I hear Bill Gates lost $18 billion in the recent crisis. Warren Buffett is down $25 billion. Over 300 of the world's billionaires slipped off the list entirely and are now merely multi-millionaires.
I'm all choked up about it.
Oh, the poor, poor billionaires. Shall we take up a collection? Bill Gates is down to his last $40 billion. Boo hoo. Maybe a little tax cut will cheer him up.
To hell with them all.
First, all their so-called losses are only on paper. That hill of paper once "worth" $60 billion is now "worth" only 40. Too bad. That's supposed to happen sometimes in the market that these folks say they love so much.
Second, these numbers get tossed around so much, a billion here, a trillion there, we forget they have real meaning. Here's a little perspective:
Let's say, on the day you were born, you inherited $1 billion. That's $1,000,000,000. Looks pretty good to see all those zeros, huh? To continue, let's further assume that you will never acquire another penny in your life. Not too likely, I know. After that first billion, I hear the rest is gravy. $1 billion at one percent interest for one year will net you around $10 million easy. But let's keep things simple.
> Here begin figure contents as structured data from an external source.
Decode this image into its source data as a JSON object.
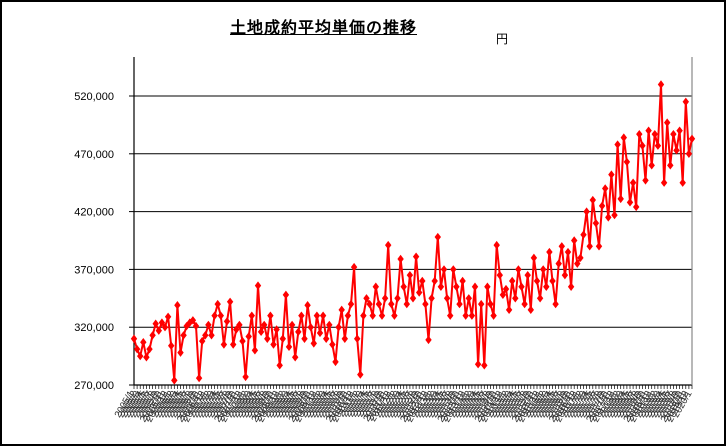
{
  "chart_data": {
    "type": "line",
    "title": "土地成約平均単価の推移",
    "unit_label": "円",
    "xlabel": "",
    "ylabel": "円",
    "ylim": [
      270000,
      545000
    ],
    "y_ticks": [
      270000,
      320000,
      370000,
      420000,
      470000,
      520000
    ],
    "grid": true,
    "legend": false,
    "series_name": "土地成約平均単価",
    "series_color": "#ff0000",
    "grid_color": "#000000",
    "right_border_color": "#888888",
    "categories": [
      "2005/1",
      "2005/2",
      "2005/3",
      "2005/4",
      "2005/5",
      "2005/6",
      "2005/7",
      "2005/8",
      "2005/9",
      "2005/10",
      "2005/11",
      "2005/12",
      "2006/1",
      "2006/2",
      "2006/3",
      "2006/4",
      "2006/5",
      "2006/6",
      "2006/7",
      "2006/8",
      "2006/9",
      "2006/10",
      "2006/11",
      "2006/12",
      "2007/1",
      "2007/2",
      "2007/3",
      "2007/4",
      "2007/5",
      "2007/6",
      "2007/7",
      "2007/8",
      "2007/9",
      "2007/10",
      "2007/11",
      "2007/12",
      "2008/1",
      "2008/2",
      "2008/3",
      "2008/4",
      "2008/5",
      "2008/6",
      "2008/7",
      "2008/8",
      "2008/9",
      "2008/10",
      "2008/11",
      "2008/12",
      "2009/1",
      "2009/2",
      "2009/3",
      "2009/4",
      "2009/5",
      "2009/6",
      "2009/7",
      "2009/8",
      "2009/9",
      "2009/10",
      "2009/11",
      "2009/12",
      "2010/1",
      "2010/2",
      "2010/3",
      "2010/4",
      "2010/5",
      "2010/6",
      "2010/7",
      "2010/8",
      "2010/9",
      "2010/10",
      "2010/11",
      "2010/12",
      "2011/1",
      "2011/2",
      "2011/3",
      "2011/4",
      "2011/5",
      "2011/6",
      "2011/7",
      "2011/8",
      "2011/9",
      "2011/10",
      "2011/11",
      "2011/12",
      "2012/1",
      "2012/2",
      "2012/3",
      "2012/4",
      "2012/5",
      "2012/6",
      "2012/7",
      "2012/8",
      "2012/9",
      "2012/10",
      "2012/11",
      "2012/12",
      "2013/1",
      "2013/2",
      "2013/3",
      "2013/4",
      "2013/5",
      "2013/6",
      "2013/7",
      "2013/8",
      "2013/9",
      "2013/10",
      "2013/11",
      "2013/12",
      "2014/1",
      "2014/2",
      "2014/3",
      "2014/4",
      "2014/5",
      "2014/6",
      "2014/7",
      "2014/8",
      "2014/9",
      "2014/10",
      "2014/11",
      "2014/12",
      "2015/1",
      "2015/2",
      "2015/3",
      "2015/4",
      "2015/5",
      "2015/6",
      "2015/7",
      "2015/8",
      "2015/9",
      "2015/10",
      "2015/11",
      "2015/12",
      "2016/1",
      "2016/2",
      "2016/3",
      "2016/4",
      "2016/5",
      "2016/6",
      "2016/7",
      "2016/8",
      "2016/9",
      "2016/10",
      "2016/11",
      "2016/12",
      "2017/1",
      "2017/2",
      "2017/3",
      "2017/4",
      "2017/5",
      "2017/6",
      "2017/7",
      "2017/8",
      "2017/9",
      "2017/10",
      "2017/11",
      "2017/12",
      "2018/1",
      "2018/2",
      "2018/3",
      "2018/4",
      "2018/5",
      "2018/6",
      "2018/7",
      "2018/8",
      "2018/9",
      "2018/10",
      "2018/11",
      "2018/12",
      "2019/1",
      "2019/2",
      "2019/3",
      "2019/4",
      "2019/5",
      "2019/6",
      "2019/7",
      "2019/8",
      "2019/9",
      "2019/10",
      "2019/11",
      "2019/12",
      "2020/1"
    ],
    "values": [
      310000,
      301000,
      295000,
      307000,
      294000,
      301000,
      313000,
      323000,
      317000,
      324000,
      320000,
      329000,
      304000,
      274000,
      339000,
      298000,
      313000,
      321000,
      324000,
      326000,
      321000,
      276000,
      308000,
      313000,
      322000,
      313000,
      330000,
      340000,
      330000,
      305000,
      325000,
      342000,
      305000,
      318000,
      322000,
      308000,
      277000,
      312000,
      330000,
      300000,
      356000,
      316000,
      322000,
      310000,
      330000,
      305000,
      318000,
      287000,
      310000,
      348000,
      303000,
      322000,
      294000,
      316000,
      330000,
      310000,
      339000,
      320000,
      306000,
      330000,
      315000,
      330000,
      310000,
      322000,
      305000,
      290000,
      320000,
      335000,
      310000,
      330000,
      340000,
      372000,
      310000,
      279000,
      330000,
      345000,
      340000,
      330000,
      355000,
      340000,
      330000,
      345000,
      391000,
      340000,
      330000,
      345000,
      379000,
      355000,
      340000,
      365000,
      345000,
      381000,
      350000,
      360000,
      340000,
      309000,
      345000,
      360000,
      398000,
      355000,
      370000,
      345000,
      330000,
      370000,
      355000,
      340000,
      360000,
      330000,
      345000,
      330000,
      355000,
      288000,
      340000,
      287000,
      355000,
      340000,
      330000,
      391000,
      365000,
      348000,
      353000,
      335000,
      360000,
      345000,
      370000,
      355000,
      340000,
      365000,
      335000,
      380000,
      360000,
      345000,
      370000,
      355000,
      385000,
      360000,
      340000,
      375000,
      390000,
      365000,
      385000,
      355000,
      395000,
      375000,
      380000,
      400000,
      420000,
      390000,
      430000,
      410000,
      390000,
      425000,
      440000,
      415000,
      452000,
      417000,
      478000,
      431000,
      484000,
      463000,
      428000,
      445000,
      424000,
      487000,
      477000,
      447000,
      490000,
      460000,
      487000,
      477000,
      530000,
      445000,
      497000,
      460000,
      487000,
      473000,
      490000,
      445000,
      515000,
      470000,
      483000
    ]
  }
}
We'll let you live to be 100, a generous estimate, but people do actually live to be 100. Besides, this will keep those numbers nice and round. In 100 years, we'll allow for 25 leap years. So you will live exactly 36,525 days. Not bad.
OK, before we do some real figuring, you could say this: if you spent $1 million every year of your life, you'd have $900 million left to bequeath to your descendants, if any. Pretty good.
But let's say you really want to spend it all, every penny. How would that break down? Well, if you wanted to spend $1 billion in exactly 36,525 days, you would need to spend $27,378.51 each day of your life. Every. Single. Day. That's a lot of polo ponies.
Now imagine 20 times that. Now 40.
Let's leave aside, for the moment, that most of the super-rich get that way and stay that way through what amounts to legalized theft. A paltry million can buy a lot of good government these days. Let's leave aside the corporate and personal shell-games open to these folks: those Swiss bank accounts and the like. Let's forget all those bailouts that helped protect their "investments." Let's even forget that a quarter of the world's population, 1.4 billion people (there's that number again), live below the international poverty line of $1.25/day.
Actually, let's remember that last point.
Remind me again why these folks shouldn't pay some serious taxes. What if we taxed these people right down to their last couple billion. What would happen? Why, poor, poor Bill Gates would have to live like Paul McCartney. How tragic. Boo hoo.